Di Maio a Che Tempo Che Fa. le dichiarazioni del 7 aprile 2019


Luigi Di Maio torna a Che Tempo che fa a un anno dalla sua prima volta. E Fazio non perde tempo.

Torna da Vicepremier e ministro dello Sviluppo Economico Luigi Di Maio a Che Tempo Che Fa: era stato ospite di Fazio nel maggio del 2018, ci torna nell’aprile 2019, in un momento in cui i rapporti tra le due principali forze di Governo sembrano essere piuttosto tesi su alcuni temi fondamentali.
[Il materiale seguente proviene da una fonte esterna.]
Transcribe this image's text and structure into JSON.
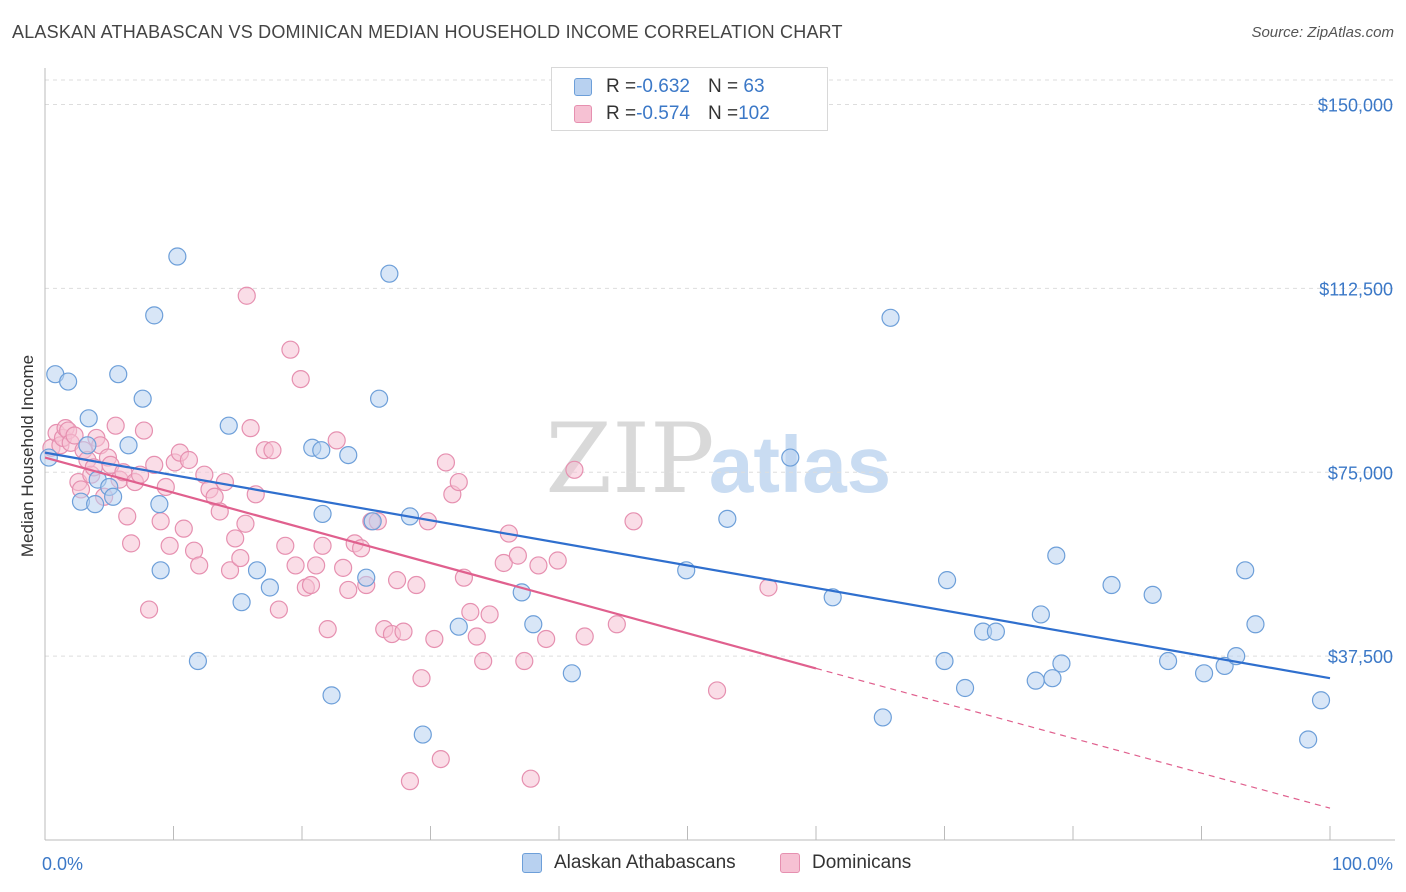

Fazio mostra subito di non voler perdere tempo e riduce al minimo i convenevoli. Si limita a un “Sono contento che abbia accettato di venire” cui Di Maio, con un sorriso contenuto, replica con un cortese “Sono contento di essere qui”. E si va subito in medias res, con il Vicepremier che non si fa pregare nell’elencare i principali punti di distanza dall’alleato di Governo, la Lega di Matteo Salvini.

Dalle perplessità sugli alleati europei della Lega (“Ma perché si preoccupa ora? Non è nuova la situazione…” ha domandato Fazio) a questioni di casa nostra:

“E’ importante che i cittadini conoscano le preoccupazioni del M5S anche a livello europeo. Credo che più avanzeranno le forze tipo Orban e Le Pen, più ci troveremo in difficoltà, perché non avremo modo di ricollocare i migranti in altri paesi, così come per le politiche di austerity. Quello che è fuori dal programma noi lo arginiamo: anche la flat tax la vogliamo fare, ma non vogliamo aiutare i ricchi, ci vuole gradualità; e i diritti civili non li abbiamo messi nel contratto per non far sì che si torni indietro di venti anni. Sentir parlare a Verona delle donne di un certo modo non vorrei lo sentisse mio figlio”

“E’ strano sentirla parlare così”

replica Fazio

“Finché si resta nel contratto lavoriamo benissimo, ma si esce dal contratto non si passa” risponde Di Maio. Il tutto nell’anteprima.

Un’intervista densissima, cui aspettiamo repliche.